To be sure, that's a lot of mileage on the odometer for McCaffrey, who turned 28 three days after signing his extension. And with $24 million total guaranteed over the next two seasons and a manageable cap number ($9.7 million) in 2026, he is likely to be on the roster through the 2026 season after he turns 30.

Historic trends would suggest a running back won't continue to be as productive as McCaffrey has been into his 30s, but the Niners and McCaffrey have no such concerns.

"I've never really listened to all that stuff," McCaffrey said. "I think I've seen a lot of backs have a lot of success in their 30s, so I, I've never really listened to any of that."

Even with McCaffrey under contract for the next four years, the Niners could be in the midst of a changing of the guard at running back. Like at wide receiver, San Francisco has pending free agents dotting the running back depth chart and has already begun planning for the future.

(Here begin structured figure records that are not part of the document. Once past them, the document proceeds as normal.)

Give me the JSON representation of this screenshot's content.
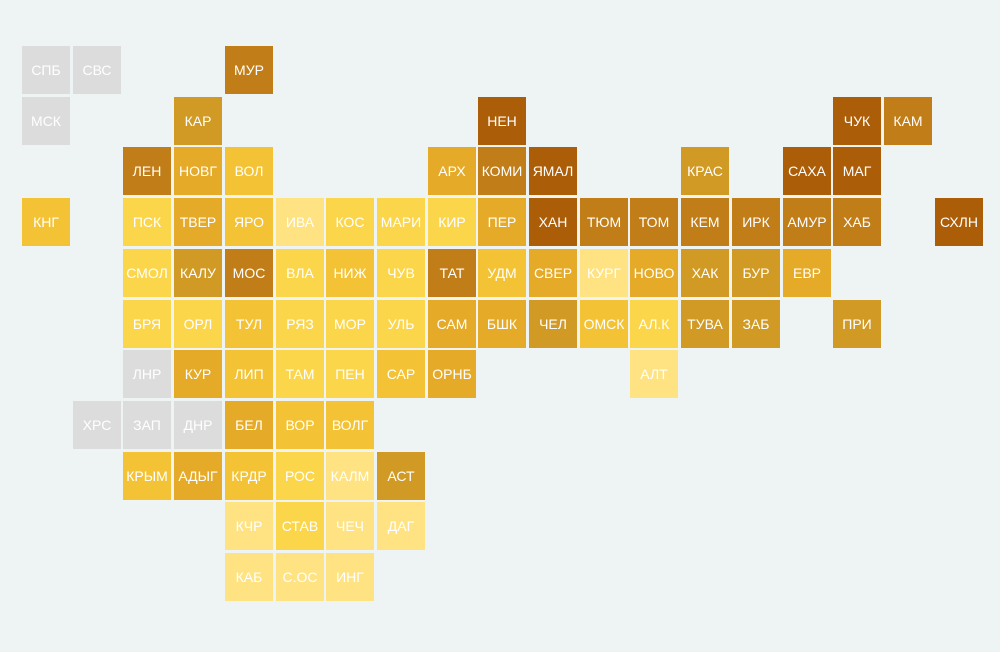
{
  "palette": {
    "grey": "#dcdcdc",
    "c1": "#ffe383",
    "c2": "#fcd64a",
    "c3": "#f3c335",
    "c4": "#e5aa27",
    "c5": "#d19a24",
    "c6": "#c17d17",
    "c7": "#ac5d08"
  },
  "regions": [
    {
      "label": "СПБ",
      "row": 0,
      "col": 0,
      "color": "grey"
    },
    {
      "label": "СВС",
      "row": 0,
      "col": 1,
      "color": "grey"
    },
    {
      "label": "МУР",
      "row": 0,
      "col": 4,
      "color": "c6"
    },
    {
      "label": "МСК",
      "row": 1,
      "col": 0,
      "color": "grey"
    },
    {
      "label": "КАР",
      "row": 1,
      "col": 3,
      "color": "c5"
    },
    {
      "label": "НЕН",
      "row": 1,
      "col": 9,
      "color": "c7"
    },
    {
      "label": "ЧУК",
      "row": 1,
      "col": 16,
      "color": "c7"
    },
    {
      "label": "КАМ",
      "row": 1,
      "col": 17,
      "color": "c6"
    },
    {
      "label": "ЛЕН",
      "row": 2,
      "col": 2,
      "color": "c6"
    },
    {
      "label": "НОВГ",
      "row": 2,
      "col": 3,
      "color": "c4"
    },
    {
      "label": "ВОЛ",
      "row": 2,
      "col": 4,
      "color": "c3"
    },
    {
      "label": "АРХ",
      "row": 2,
      "col": 8,
      "color": "c4"
    },
    {
      "label": "КОМИ",
      "row": 2,
      "col": 9,
      "color": "c6"
    },
    {
      "label": "ЯМАЛ",
      "row": 2,
      "col": 10,
      "color": "c7"
    },
    {
      "label": "КРАС",
      "row": 2,
      "col": 13,
      "color": "c5"
    },
    {
      "label": "САХА",
      "row": 2,
      "col": 15,
      "color": "c7"
    },
    {
      "label": "МАГ",
      "row": 2,
      "col": 16,
      "color": "c7"
    },
    {
      "label": "КНГ",
      "row": 3,
      "col": 0,
      "color": "c3"
    },
    {
      "label": "ПСК",
      "row": 3,
      "col": 2,
      "color": "c2"
    },
    {
      "label": "ТВЕР",
      "row": 3,
      "col": 3,
      "color": "c4"
    },
    {
      "label": "ЯРО",
      "row": 3,
      "col": 4,
      "color": "c3"
    },
    {
      "label": "ИВА",
      "row": 3,
      "col": 5,
      "color": "c1"
    },
    {
      "label": "КОС",
      "row": 3,
      "col": 6,
      "color": "c2"
    },
    {
      "label": "МАРИ",
      "row": 3,
      "col": 7,
      "color": "c2"
    },
    {
      "label": "КИР",
      "row": 3,
      "col": 8,
      "color": "c2"
    },
    {
      "label": "ПЕР",
      "row": 3,
      "col": 9,
      "color": "c4"
    },
    {
      "label": "ХАН",
      "row": 3,
      "col": 10,
      "color": "c7"
    },
    {
      "label": "ТЮМ",
      "row": 3,
      "col": 11,
      "color": "c6"
    },
    {
      "label": "ТОМ",
      "row": 3,
      "col": 12,
      "color": "c6"
    },
    {
      "label": "КЕМ",
      "row": 3,
      "col": 13,
      "color": "c6"
    },
    {
      "label": "ИРК",
      "row": 3,
      "col": 14,
      "color": "c6"
    },
    {
      "label": "АМУР",
      "row": 3,
      "col": 15,
      "color": "c6"
    },
    {
      "label": "ХАБ",
      "row": 3,
      "col": 16,
      "color": "c6"
    },
    {
      "label": "СХЛН",
      "row": 3,
      "col": 18,
      "color": "c7"
    },
    {
      "label": "СМОЛ",
      "row": 4,
      "col": 2,
      "color": "c2"
    },
    {
      "label": "КАЛУ",
      "row": 4,
      "col": 3,
      "color": "c5"
    },
    {
      "label": "МОС",
      "row": 4,
      "col": 4,
      "color": "c6"
    },
    {
      "label": "ВЛА",
      "row": 4,
      "col": 5,
      "color": "c2"
    },
    {
      "label": "НИЖ",
      "row": 4,
      "col": 6,
      "color": "c3"
    },
    {
      "label": "ЧУВ",
      "row": 4,
      "col": 7,
      "color": "c2"
    },
    {
      "label": "ТАТ",
      "row": 4,
      "col": 8,
      "color": "c6"
    },
    {
      "label": "УДМ",
      "row": 4,
      "col": 9,
      "color": "c3"
    },
    {
      "label": "СВЕР",
      "row": 4,
      "col": 10,
      "color": "c4"
    },
    {
      "label": "КУРГ",
      "row": 4,
      "col": 11,
      "color": "c1"
    },
    {
      "label": "НОВО",
      "row": 4,
      "col": 12,
      "color": "c4"
    },
    {
      "label": "ХАК",
      "row": 4,
      "col": 13,
      "color": "c5"
    },
    {
      "label": "БУР",
      "row": 4,
      "col": 14,
      "color": "c5"
    },
    {
      "label": "ЕВР",
      "row": 4,
      "col": 15,
      "color": "c4"
    },
    {
      "label": "БРЯ",
      "row": 5,
      "col": 2,
      "color": "c2"
    },
    {
      "label": "ОРЛ",
      "row": 5,
      "col": 3,
      "color": "c2"
    },
    {
      "label": "ТУЛ",
      "row": 5,
      "col": 4,
      "color": "c3"
    },
    {
      "label": "РЯЗ",
      "row": 5,
      "col": 5,
      "color": "c2"
    },
    {
      "label": "МОР",
      "row": 5,
      "col": 6,
      "color": "c2"
    },
    {
      "label": "УЛЬ",
      "row": 5,
      "col": 7,
      "color": "c2"
    },
    {
      "label": "САМ",
      "row": 5,
      "col": 8,
      "color": "c4"
    },
    {
      "label": "БШК",
      "row": 5,
      "col": 9,
      "color": "c4"
    },
    {
      "label": "ЧЕЛ",
      "row": 5,
      "col": 10,
      "color": "c5"
    },
    {
      "label": "ОМСК",
      "row": 5,
      "col": 11,
      "color": "c3"
    },
    {
      "label": "АЛ.К",
      "row": 5,
      "col": 12,
      "color": "c2"
    },
    {
      "label": "ТУВА",
      "row": 5,
      "col": 13,
      "color": "c5"
    },
    {
      "label": "ЗАБ",
      "row": 5,
      "col": 14,
      "color": "c5"
    },
    {
      "label": "ПРИ",
      "row": 5,
      "col": 16,
      "color": "c5"
    },
    {
      "label": "ЛНР",
      "row": 6,
      "col": 2,
      "color": "grey"
    },
    {
      "label": "КУР",
      "row": 6,
      "col": 3,
      "color": "c4"
    },
    {
      "label": "ЛИП",
      "row": 6,
      "col": 4,
      "color": "c3"
    },
    {
      "label": "ТАМ",
      "row": 6,
      "col": 5,
      "color": "c2"
    },
    {
      "label": "ПЕН",
      "row": 6,
      "col": 6,
      "color": "c2"
    },
    {
      "label": "САР",
      "row": 6,
      "col": 7,
      "color": "c3"
    },
    {
      "label": "ОРНБ",
      "row": 6,
      "col": 8,
      "color": "c4"
    },
    {
      "label": "АЛТ",
      "row": 6,
      "col": 12,
      "color": "c1"
    },
    {
      "label": "ХРС",
      "row": 7,
      "col": 1,
      "color": "grey"
    },
    {
      "label": "ЗАП",
      "row": 7,
      "col": 2,
      "color": "grey"
    },
    {
      "label": "ДНР",
      "row": 7,
      "col": 3,
      "color": "grey"
    },
    {
      "label": "БЕЛ",
      "row": 7,
      "col": 4,
      "color": "c4"
    },
    {
      "label": "ВОР",
      "row": 7,
      "col": 5,
      "color": "c3"
    },
    {
      "label": "ВОЛГ",
      "row": 7,
      "col": 6,
      "color": "c3"
    },
    {
      "label": "КРЫМ",
      "row": 8,
      "col": 2,
      "color": "c3"
    },
    {
      "label": "АДЫГ",
      "row": 8,
      "col": 3,
      "color": "c4"
    },
    {
      "label": "КРДР",
      "row": 8,
      "col": 4,
      "color": "c3"
    },
    {
      "label": "РОС",
      "row": 8,
      "col": 5,
      "color": "c2"
    },
    {
      "label": "КАЛМ",
      "row": 8,
      "col": 6,
      "color": "c1"
    },
    {
      "label": "АСТ",
      "row": 8,
      "col": 7,
      "color": "c5"
    },
    {
      "label": "КЧР",
      "row": 9,
      "col": 4,
      "color": "c1"
    },
    {
      "label": "СТАВ",
      "row": 9,
      "col": 5,
      "color": "c2"
    },
    {
      "label": "ЧЕЧ",
      "row": 9,
      "col": 6,
      "color": "c1"
    },
    {
      "label": "ДАГ",
      "row": 9,
      "col": 7,
      "color": "c1"
    },
    {
      "label": "КАБ",
      "row": 10,
      "col": 4,
      "color": "c1"
    },
    {
      "label": "С.ОС",
      "row": 10,
      "col": 5,
      "color": "c1"
    },
    {
      "label": "ИНГ",
      "row": 10,
      "col": 6,
      "color": "c1"
    }
  ]
}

Veteran backup Elijah Mitchell has averaged 4.7 yards per carry in his three seasons, but played in just 27 regular-season games because of myriad injuries. He'll be an unrestricted free agent after the season. Jordan Mason has also produced in limited opportunities (5.6 yards per carry on 83 attempts) but he will be a restricted free agent in 2025.

That's why the 49ers traded up in the fourth round of April's draft for speedy back Isaac Guerendo and signed running back Cody Schrader as an undrafted free agent out of Missouri. When that duo will step into roles in the offense remains to be seen, but it's clear the Niners have a succession plan in place if Mitchell and/or Mason don't return in 2025 or become desirable trade targets this year.

And while McCaffrey is still the focal point not only at the position but for the entire offense, it's possible the Niners could begin looking for more ways to spell him as a means to keep him running at or close to full speed over the next few years.

"We have guys that can run the ball," Shanahan said. "We have to protect Christian from himself. He doesn't like to ever come out no matter what the situation is and I do think that's something we could protect him with more... If he's just taking the wear and tear with 20 carries and stuff every game and he's definitely good enough to do that and he has proved he can stay healthy. But you'd like to take some of that off of him and give it to other guys also."

Guerendo, in particular, offers an element -- he clocked a 4.33-second 40-yard dash at the NFL combine -- the Niners haven't had at the position since Raheem Mostert departed in 2022.

That speed might be enough to get Guerendo on the field early as a kick return option, though the 49ers are still sorting through their options because of league rule changes.

"We received consensus feedback that he was our type of guy, that he would be a perfect fit for our culture here," 49ers director of player personnel Tariq Ahmad said. "We felt very comfortable there and then we used our eyes to evaluate the talent and the speed, the explosiveness, the strength he has in his body. We felt that they fit us."

All of which makes running back an intriguing position to watch for the 49ers as they head into training camp and the 2024 season. During the offseason program, Mitchell got the bulk of the work with the first team with Mason mixing in as Guerendo and Schrader began learning the offense.

With the more proven Mitchell and Mason around, it won't be easy for either rookie back to make an impact in the short term but rapid development could give the Niners an opportunity to deal from the position come cutdown day.

It's a "problem" any team would love to have if it pans out that way, though there's a lot that can happen between now and then.

"I'm not thinking about whether a guy is in his first year, second year, or contract year, I don't get into that," running backs coach Bobby Turner said. "Whether we drafted a player or we signed a player as a free agent, if he can help us win, I'm going to help develop him."